Prakash Jha, rejoicing in his victory over the lift of the ban on Aarakshan in Uttar Pradesh, has decided to make a film on creative freedom and the efforts to muzzle the artiste through extra-constitutional means.
The honourable Supreme Court’s decision to lift the ban imposed on the film Aarakshan by the Mayawati government is, according to the director Prakash Jha historic. However, there is no sense of triumph in the victory, since the failure to release the film in UP at the time of its release on August 12 resulted in huge losses of revenue.

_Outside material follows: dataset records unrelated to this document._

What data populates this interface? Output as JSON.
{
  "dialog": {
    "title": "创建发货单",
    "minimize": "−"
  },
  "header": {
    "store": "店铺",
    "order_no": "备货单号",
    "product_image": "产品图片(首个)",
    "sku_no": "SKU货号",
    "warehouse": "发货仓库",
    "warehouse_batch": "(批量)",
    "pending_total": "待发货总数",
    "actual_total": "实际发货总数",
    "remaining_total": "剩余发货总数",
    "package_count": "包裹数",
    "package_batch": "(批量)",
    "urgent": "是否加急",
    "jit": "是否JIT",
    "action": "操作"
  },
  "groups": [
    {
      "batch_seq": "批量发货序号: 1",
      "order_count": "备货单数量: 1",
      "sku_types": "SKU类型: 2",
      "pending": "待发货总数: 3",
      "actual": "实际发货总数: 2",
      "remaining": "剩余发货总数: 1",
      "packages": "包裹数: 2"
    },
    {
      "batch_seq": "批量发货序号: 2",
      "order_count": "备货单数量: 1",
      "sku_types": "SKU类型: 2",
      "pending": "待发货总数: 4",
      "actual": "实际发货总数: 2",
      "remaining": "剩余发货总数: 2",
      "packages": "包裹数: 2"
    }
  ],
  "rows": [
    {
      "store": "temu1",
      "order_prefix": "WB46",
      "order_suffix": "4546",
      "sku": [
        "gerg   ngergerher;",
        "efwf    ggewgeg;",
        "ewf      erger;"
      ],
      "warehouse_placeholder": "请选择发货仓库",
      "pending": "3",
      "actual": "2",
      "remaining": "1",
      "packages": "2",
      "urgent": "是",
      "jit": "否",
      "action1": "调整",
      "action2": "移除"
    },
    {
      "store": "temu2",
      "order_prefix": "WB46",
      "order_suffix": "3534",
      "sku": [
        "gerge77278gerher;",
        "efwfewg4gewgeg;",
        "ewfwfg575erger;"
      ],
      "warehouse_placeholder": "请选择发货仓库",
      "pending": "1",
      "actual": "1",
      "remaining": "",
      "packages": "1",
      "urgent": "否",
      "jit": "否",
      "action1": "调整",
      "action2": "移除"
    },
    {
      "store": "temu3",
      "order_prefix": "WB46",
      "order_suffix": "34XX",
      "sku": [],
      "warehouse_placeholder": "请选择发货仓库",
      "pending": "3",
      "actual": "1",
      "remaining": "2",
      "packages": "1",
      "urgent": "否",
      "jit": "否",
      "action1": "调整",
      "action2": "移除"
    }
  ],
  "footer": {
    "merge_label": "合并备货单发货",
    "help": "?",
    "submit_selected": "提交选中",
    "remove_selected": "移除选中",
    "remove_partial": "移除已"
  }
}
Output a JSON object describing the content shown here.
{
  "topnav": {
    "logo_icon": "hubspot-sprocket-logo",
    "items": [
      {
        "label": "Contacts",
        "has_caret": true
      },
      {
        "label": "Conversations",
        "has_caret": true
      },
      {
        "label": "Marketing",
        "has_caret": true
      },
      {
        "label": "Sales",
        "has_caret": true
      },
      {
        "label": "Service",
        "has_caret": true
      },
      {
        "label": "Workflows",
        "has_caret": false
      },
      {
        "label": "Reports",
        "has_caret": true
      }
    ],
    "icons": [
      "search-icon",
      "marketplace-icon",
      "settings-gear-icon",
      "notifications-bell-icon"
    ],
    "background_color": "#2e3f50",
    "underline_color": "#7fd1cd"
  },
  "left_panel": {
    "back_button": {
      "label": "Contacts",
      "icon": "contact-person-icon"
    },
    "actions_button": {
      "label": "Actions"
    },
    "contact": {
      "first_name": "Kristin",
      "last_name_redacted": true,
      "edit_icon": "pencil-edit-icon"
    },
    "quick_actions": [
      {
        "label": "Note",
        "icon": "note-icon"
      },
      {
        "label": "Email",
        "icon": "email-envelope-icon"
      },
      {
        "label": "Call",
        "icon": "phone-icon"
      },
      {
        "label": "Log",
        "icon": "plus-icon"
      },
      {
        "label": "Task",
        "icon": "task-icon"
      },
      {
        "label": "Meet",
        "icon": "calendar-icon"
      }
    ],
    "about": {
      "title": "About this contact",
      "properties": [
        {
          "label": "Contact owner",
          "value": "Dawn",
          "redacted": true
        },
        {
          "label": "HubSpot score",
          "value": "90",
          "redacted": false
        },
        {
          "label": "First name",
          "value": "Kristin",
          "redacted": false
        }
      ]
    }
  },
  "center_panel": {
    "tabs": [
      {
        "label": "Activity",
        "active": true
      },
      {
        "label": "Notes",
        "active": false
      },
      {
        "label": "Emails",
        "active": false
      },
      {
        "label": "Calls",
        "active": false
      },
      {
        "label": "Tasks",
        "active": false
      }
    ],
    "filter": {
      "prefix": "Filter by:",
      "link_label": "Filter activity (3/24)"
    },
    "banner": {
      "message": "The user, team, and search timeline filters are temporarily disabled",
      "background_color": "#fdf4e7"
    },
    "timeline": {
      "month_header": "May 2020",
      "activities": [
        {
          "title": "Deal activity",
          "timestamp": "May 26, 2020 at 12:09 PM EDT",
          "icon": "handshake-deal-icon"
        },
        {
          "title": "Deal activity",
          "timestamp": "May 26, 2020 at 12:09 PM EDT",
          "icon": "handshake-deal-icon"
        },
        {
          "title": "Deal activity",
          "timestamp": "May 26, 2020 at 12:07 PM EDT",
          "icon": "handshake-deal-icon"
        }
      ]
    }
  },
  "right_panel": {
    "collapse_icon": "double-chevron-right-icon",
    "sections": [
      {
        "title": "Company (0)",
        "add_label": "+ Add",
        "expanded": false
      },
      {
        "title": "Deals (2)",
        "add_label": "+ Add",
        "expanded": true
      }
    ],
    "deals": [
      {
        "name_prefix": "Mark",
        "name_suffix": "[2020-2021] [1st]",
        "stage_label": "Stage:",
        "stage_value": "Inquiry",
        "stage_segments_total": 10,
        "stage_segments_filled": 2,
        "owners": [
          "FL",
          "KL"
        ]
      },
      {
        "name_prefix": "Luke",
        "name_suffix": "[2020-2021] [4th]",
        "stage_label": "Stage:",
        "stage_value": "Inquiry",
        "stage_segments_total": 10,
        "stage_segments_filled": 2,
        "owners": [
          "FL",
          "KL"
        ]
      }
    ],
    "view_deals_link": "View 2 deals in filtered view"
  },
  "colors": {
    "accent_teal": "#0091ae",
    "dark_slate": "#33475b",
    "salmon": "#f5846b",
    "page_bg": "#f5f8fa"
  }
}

Says Jha, “Even this Friday on August 19, after the court’s verdict there was no way we could release the film .We opened all over UP only on Saturday morning to full houses in Varanasi and other places. But at what cost? The film’s collections suffered a big dent because of the ban. Why must we suffer this kind of humiliating authoritarianism?”
The director however is happy he fought the ban. “There’s a lesson here for all filmmakers. We should not buckle under pressure. My film is not the first to face hurdles from state governments after being censored by the Central Board of Certification. The film industry needs to collectively fight pressures from the outside.”
Jha’s films have faced constant hurdles before and after release. “But iss bar thoda zyada ho gaya.”
Jha’s film on the whole experience of battling various organizations a state governments for the release of Aarakshan has inspired a script on the subject.
“Why are we filmmakers constantly subjected to efforts to stifle our voices? I was provoked enough to go to the Supreme Court. A lot of filmmakers just succumb to pressure and make whatever adjustments are required of them. We shouldn’t allow this to happen.”